Dans la même interview, Francken s'est moqué de ceux qui soulignent le coût social de l’augmentation des dépenses militaires : « Nous avons ri des Américains pendant des années pour leur pauvreté, leurs addictions, leur absence de filet social ou le fait qu'ils doivent payer 1 000 dollars chez le dentiste. Nous ne voulions pas vivre là-bas parce qu'ils consacrent tout leur argent à une sécurité dure. C'est évidemment plus agréable de dépenser de l'argent pour les pensions, le chômage, ou un système de santé à la cubaine où vous pouvez repartir de la pharmacie avec un sac rempli de médicaments pour 13 euros. » La sécurité sociale, c'est pour les faibles, donnez plutôt à Theo des avions de combat !

Sécurité collective

Après les démarches américaines de la semaine dernière, on aurait pu s'attendre à ce que les politiciens européens se demandent pourquoi ils n'ont pris aucune initiative de paix pour mettre fin à la guerre en Ukraine. S'il y a bien un point sur lequel Trump a raison, c'est que cette guerre dure depuis trop longtemps.

Pour le PTB, la sécurité n'est pas seulement une question militaire.
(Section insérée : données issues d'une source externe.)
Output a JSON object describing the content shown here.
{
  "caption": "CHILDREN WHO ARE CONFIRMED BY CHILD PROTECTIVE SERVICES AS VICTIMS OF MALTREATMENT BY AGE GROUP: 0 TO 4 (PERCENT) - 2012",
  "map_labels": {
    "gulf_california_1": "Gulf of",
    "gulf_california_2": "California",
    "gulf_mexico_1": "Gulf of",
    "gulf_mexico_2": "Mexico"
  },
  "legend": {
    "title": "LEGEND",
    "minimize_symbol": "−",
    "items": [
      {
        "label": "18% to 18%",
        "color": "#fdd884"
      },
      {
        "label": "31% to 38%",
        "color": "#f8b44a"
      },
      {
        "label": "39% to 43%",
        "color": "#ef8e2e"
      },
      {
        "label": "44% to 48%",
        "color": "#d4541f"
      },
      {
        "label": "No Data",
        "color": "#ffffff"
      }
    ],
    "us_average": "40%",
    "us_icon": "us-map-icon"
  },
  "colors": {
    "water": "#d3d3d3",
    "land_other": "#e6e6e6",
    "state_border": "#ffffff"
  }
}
C'est pourquoi nous ne sommes pas d'accord avec l'augmentation des dépenses en armement. La guerre en Ukraine souligne au contraire la nécessité d'une sécurité collective sur le continent européen. La seule voie menant à la stabilité et à la paix passe par une solution qui prend en compte la sécurité de l'ensemble du continent.

Cela nécessitera des consultations, du dialogue et de la diplomatie. Même avec la Russie ? Oui, même avec la Russie, car – que cela nous plaise ou non – ce pays fait partie de notre continent. Nous n'avons pas besoin d'être les meilleurs amis, mais un conflit ouvert avec nos voisins n'est jamais souhaitable. D'ailleurs, on ne négocie pas avec ses amis, mais avec ceux avec qui la relation est difficile, voire avec ses ennemis.
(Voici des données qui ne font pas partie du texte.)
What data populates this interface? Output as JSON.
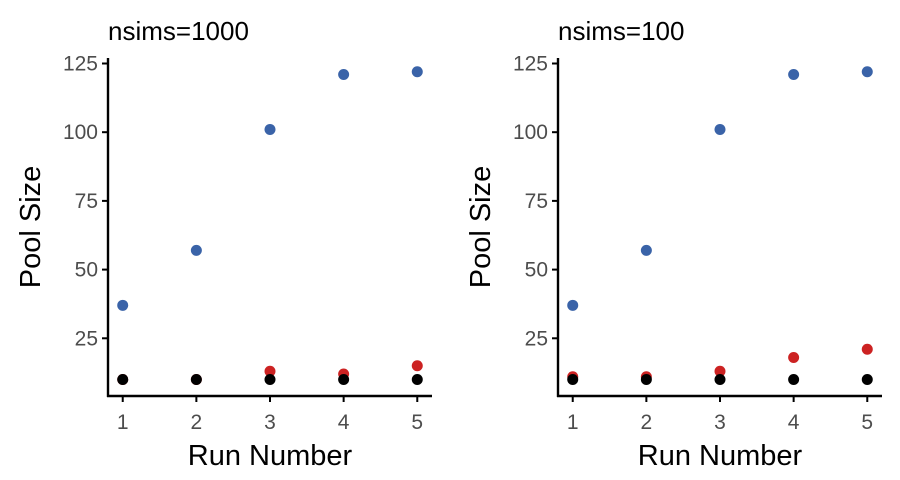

Pour être plus fort dans de telles négociations, l'Europe ferait mieux de rechercher des alliés dans le monde. En s'alignant sur les États-Unis via l'Otan – un pays qui est déjà intervenu militairement dans plus de 100 pays –, nous ne nous rendons pas populaires et risquons de nous fermer des portes. L'Europe doit au contraire garder les portes ouvertes avec le plus grand nombre de pays possible dans le monde, en particulier avec les nouvelles puissances émergentes comme l'Afrique du Sud, l'Inde, le Brésil, l'Indonésie et la Chine.

Si l'Europe avait choisi la sécurité collective, la situation serait totalement différente aujourd'hui et nous aurions pu éviter des centaines de milliers de morts. De plus, l'image de l'Europe dans le monde en serait grandement améliorée.

Ce n'est pas en nous armant jusqu'aux dents que nous nous ferons respecter. Sur ce point, nous ne pourrons jamais rattraper les États-Unis. Le prestige international se gagne aussi par des initiatives diplomatiques et la défense des droits humains, comme le fait actuellement l'Afrique du Sud dans le cas du génocide en Palestine. Il n'est pas trop tard pour l'Europe. Faisons enfin ce choix.